Albert Camus, filsuf eksistensialis lain, berbicara tentang absurditas melalui mitos Sisyphus. Sisyphus dihukum untuk mendorong batu besar ke puncak gunung hanya untuk melihatnya jatuh kembali, berulang tanpa akhir. Hidup manusia, dalam pandangan Camus, sering kali terasa seperti itu: bekerja tanpa henti, makan untuk bertahan, lalu bekerja lagi. Namun, Camus menekankan bahwa manusia bisa menemukan makna justru dalam menerima absurditas itu.
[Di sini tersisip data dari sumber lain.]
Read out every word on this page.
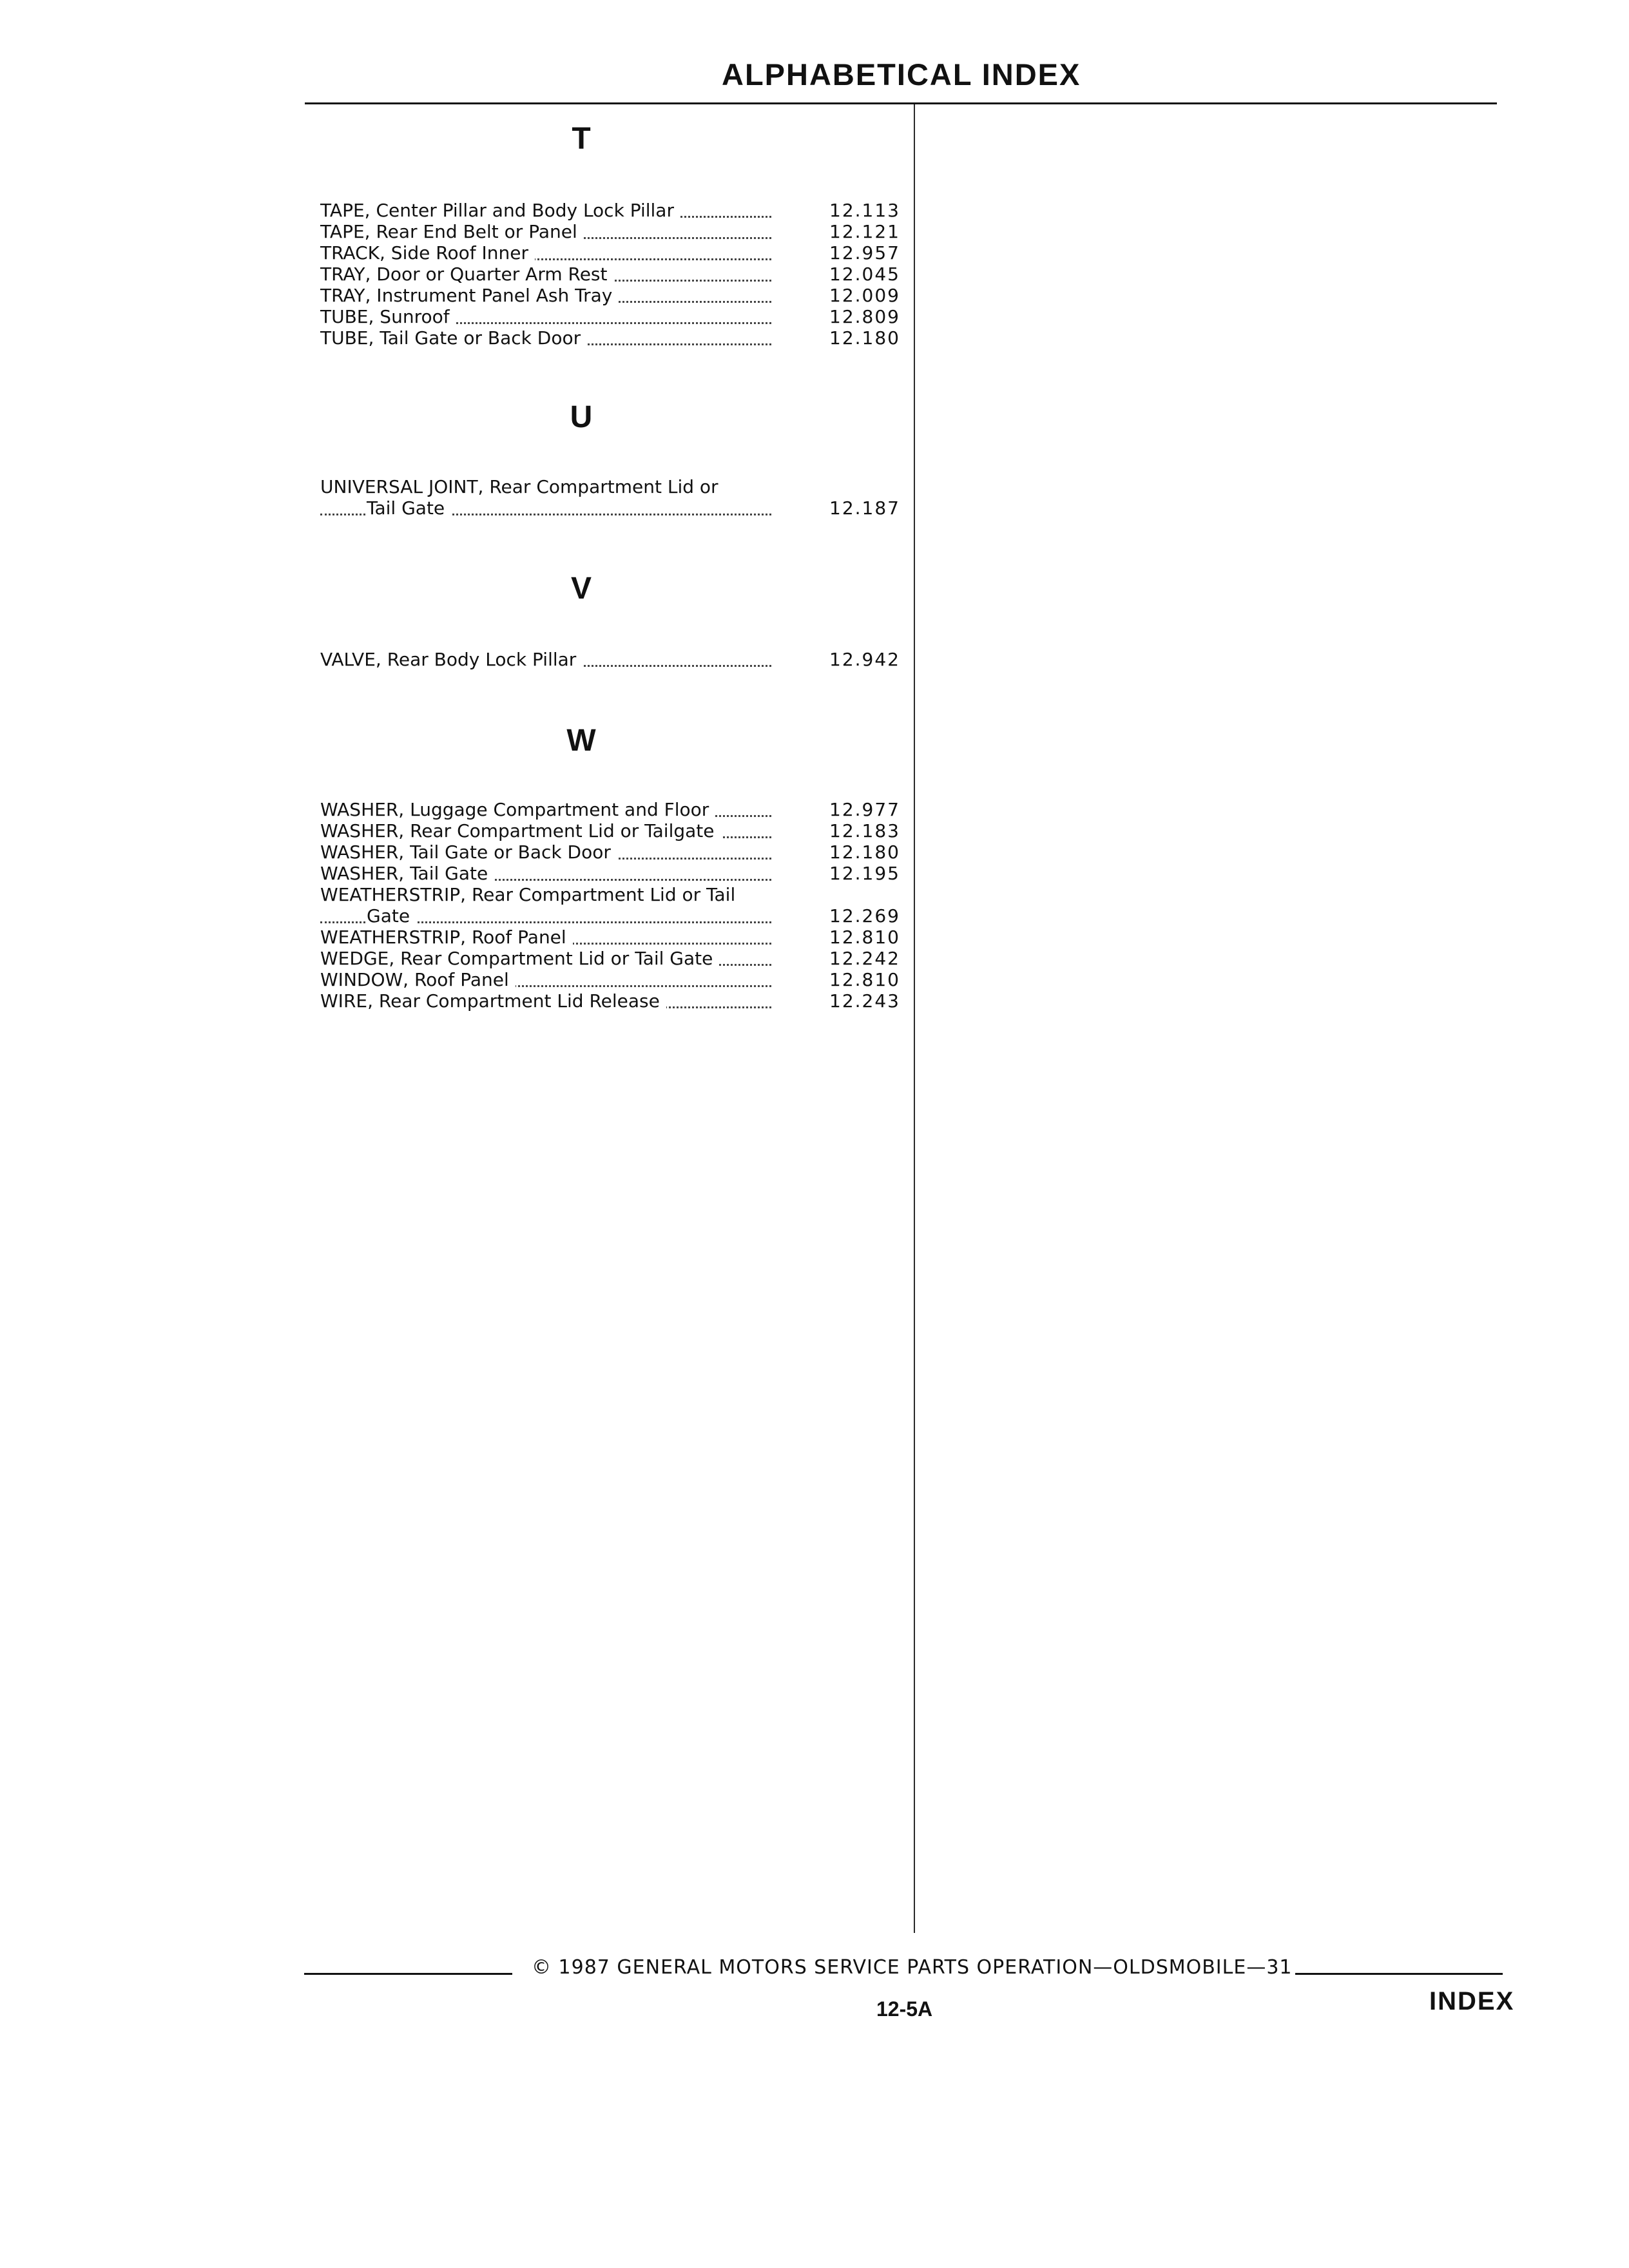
ALPHABETICAL INDEX
T
TAPE, Center Pillar and Body Lock Pillar	12.113
TAPE, Rear End Belt or Panel	12.121
TRACK, Side Roof Inner	12.957
TRAY, Door or Quarter Arm Rest	12.045
TRAY, Instrument Panel Ash Tray	12.009
TUBE, Sunroof	12.809
TUBE, Tail Gate or Back Door	12.180
U
UNIVERSAL JOINT, Rear Compartment Lid or
Tail Gate	12.187
V
VALVE, Rear Body Lock Pillar	12.942
W
WASHER, Luggage Compartment and Floor	12.977
WASHER, Rear Compartment Lid or Tailgate	12.183
WASHER, Tail Gate or Back Door	12.180
WASHER, Tail Gate	12.195
WEATHERSTRIP, Rear Compartment Lid or Tail
Gate	12.269
WEATHERSTRIP, Roof Panel	12.810
WEDGE, Rear Compartment Lid or Tail Gate	12.242
WINDOW, Roof Panel	12.810
WIRE, Rear Compartment Lid Release	12.243
© 1987 GENERAL MOTORS SERVICE PARTS OPERATION—OLDSMOBILE—31
12-5A	INDEX
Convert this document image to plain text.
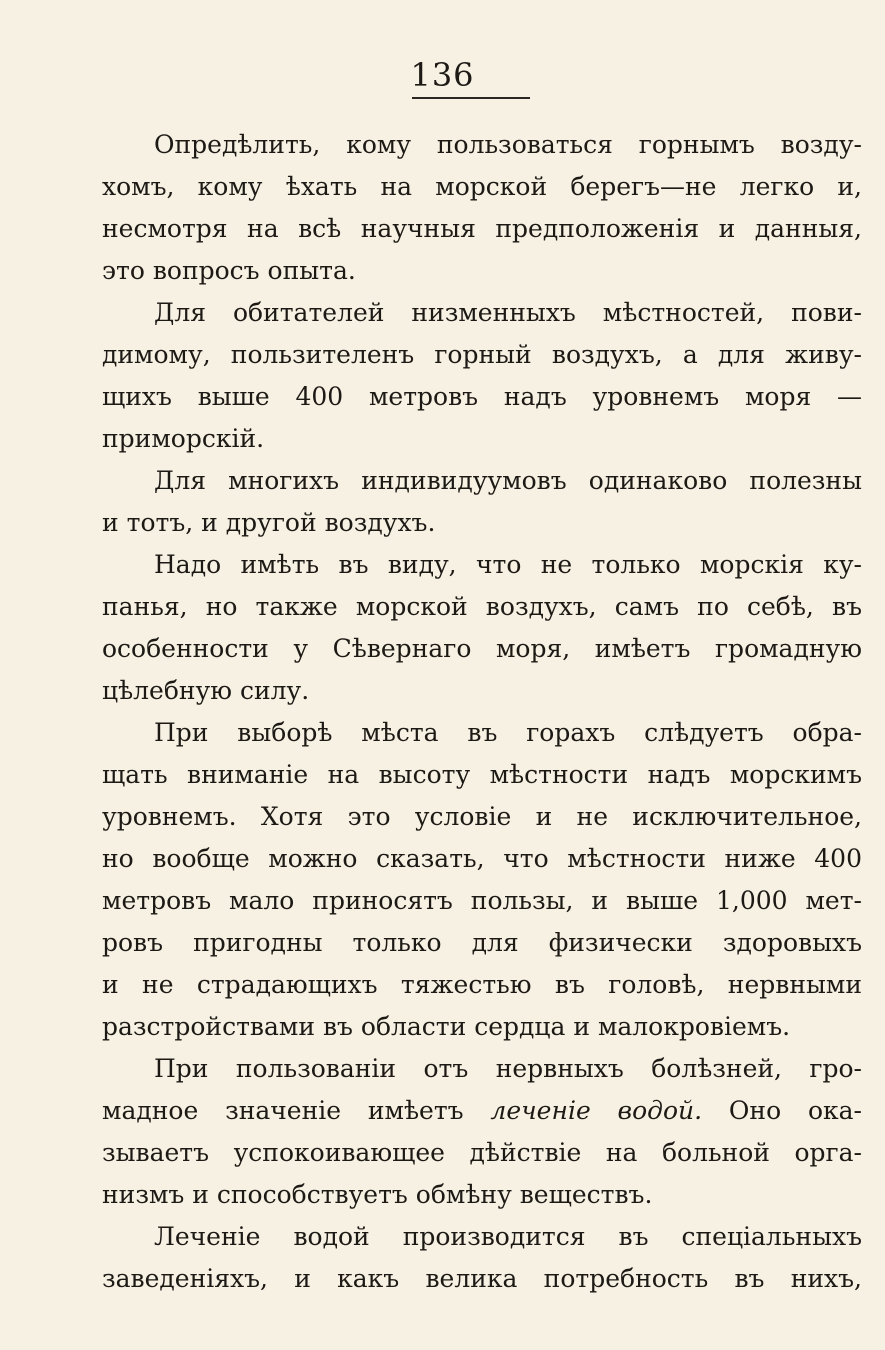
136
Опредѣлить, кому пользоваться горнымъ возду-
хомъ, кому ѣхать на морской берегъ—не легко и,
несмотря на всѣ научныя предположенія и данныя,
это вопросъ опыта.
Для обитателей низменныхъ мѣстностей, пови-
димому, пользителенъ горный воздухъ, а для живу-
щихъ выше 400 метровъ надъ уровнемъ моря —
приморскій.
Для многихъ индивидуумовъ одинаково полезны
и тотъ, и другой воздухъ.
Надо имѣть въ виду, что не только морскія ку-
панья, но также морской воздухъ, самъ по себѣ, въ
особенности у Сѣвернаго моря, имѣетъ громадную
цѣлебную силу.
При выборѣ мѣста въ горахъ слѣдуетъ обра-
щать вниманіе на высоту мѣстности надъ морскимъ
уровнемъ. Хотя это условіе и не исключительное,
но вообще можно сказать, что мѣстности ниже 400
метровъ мало приносятъ пользы, и выше 1,000 мет-
ровъ пригодны только для физически здоровыхъ
и не страдающихъ тяжестью въ головѣ, нервными
разстройствами въ области сердца и малокровіемъ.
При пользованіи отъ нервныхъ болѣзней, гро-
мадное значеніе имѣетъ леченіе водой. Оно ока-
зываетъ успокоивающее дѣйствіе на больной орга-
низмъ и способствуетъ обмѣну веществъ.
Леченіе водой производится въ спеціальныхъ
заведеніяхъ, и какъ велика потребность въ нихъ,
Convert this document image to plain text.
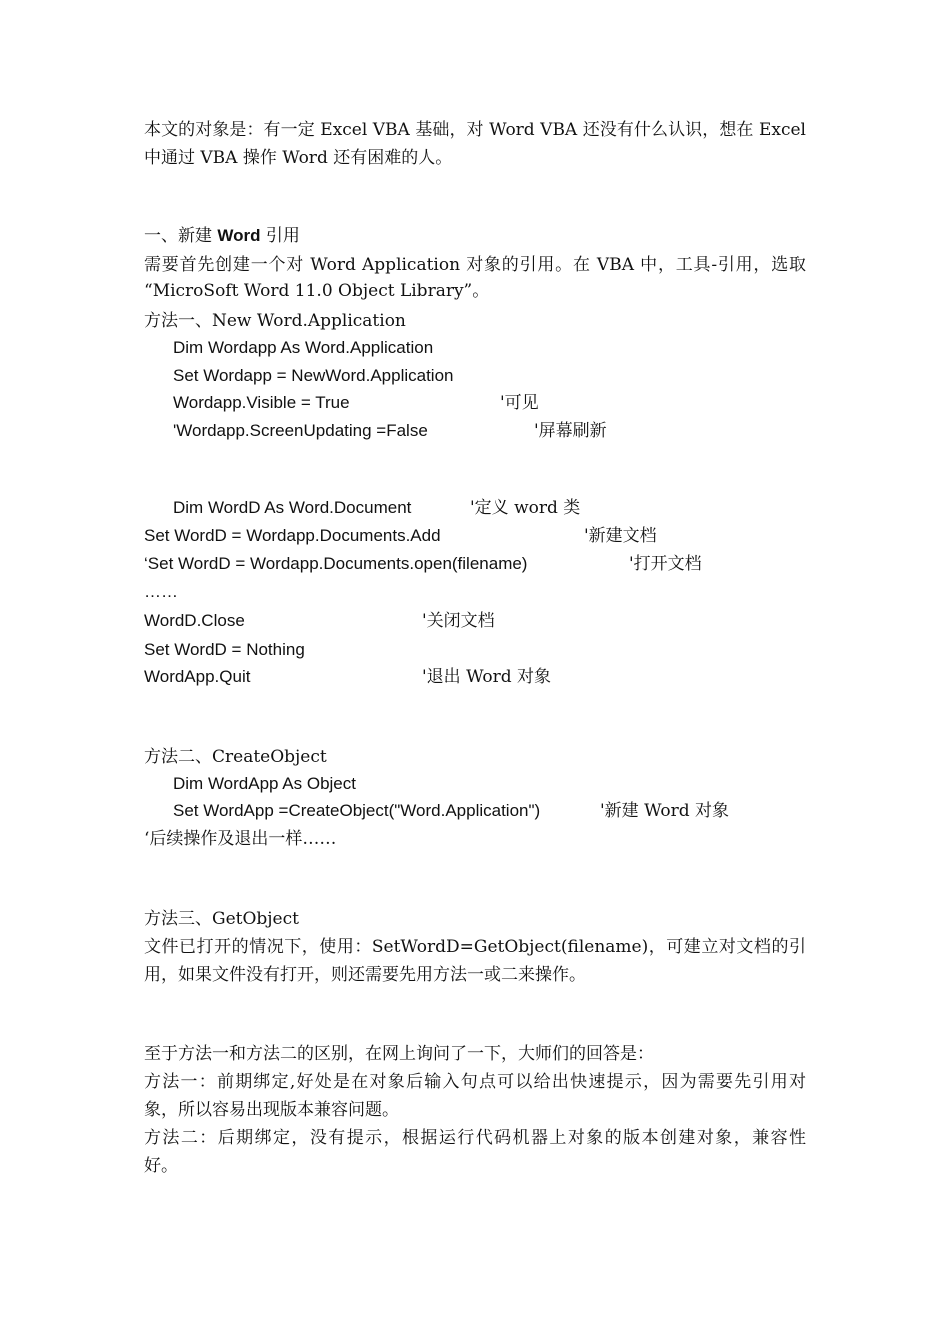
本文的对象是：有一定 Excel VBA 基础，对 Word VBA 还没有什么认识，想在 Excel
中通过 VBA 操作 Word 还有困难的人。
一、新建 Word 引用
需要首先创建一个对 Word Application 对象的引用。在 VBA 中，工具-引用，选取
“MicroSoft Word 11.0 Object Library”。
方法一、New Word.Application
Dim Wordapp As Word.Application
Set Wordapp = NewWord.Application
Wordapp.Visible = True	'可见
'Wordapp.ScreenUpdating =False	'屏幕刷新
Dim WordD As Word.Document	'定义 word 类
Set WordD = Wordapp.Documents.Add	'新建文档
‘Set WordD = Wordapp.Documents.open(filename)	'打开文档
……
WordD.Close	'关闭文档
Set WordD = Nothing
WordApp.Quit	'退出 Word 对象
方法二、CreateObject
Dim WordApp As Object
Set WordApp =CreateObject("Word.Application")	'新建 Word 对象
‘后续操作及退出一样……
方法三、GetObject
文件已打开的情况下，使用：SetWordD=GetObject(filename)，可建立对文档的引
用，如果文件没有打开，则还需要先用方法一或二来操作。
至于方法一和方法二的区别，在网上询问了一下，大师们的回答是：
方法一：前期绑定,好处是在对象后输入句点可以给出快速提示，因为需要先引用对
象，所以容易出现版本兼容问题。
方法二：后期绑定，没有提示，根据运行代码机器上对象的版本创建对象，兼容性
好。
Dengan kesadaran, manusia bisa berkata: “Ya, hidup memang berat, tetapi aku memilih untuk menjalaninya.” Dalam konteks ini, syukur bukan sekadar ucapan, melainkan sikap eksistensial: menerima hidup apa adanya, dengan segala keterbatasan dan absurditasnya, sambil tetap memilih untuk hidup dengan bermakna.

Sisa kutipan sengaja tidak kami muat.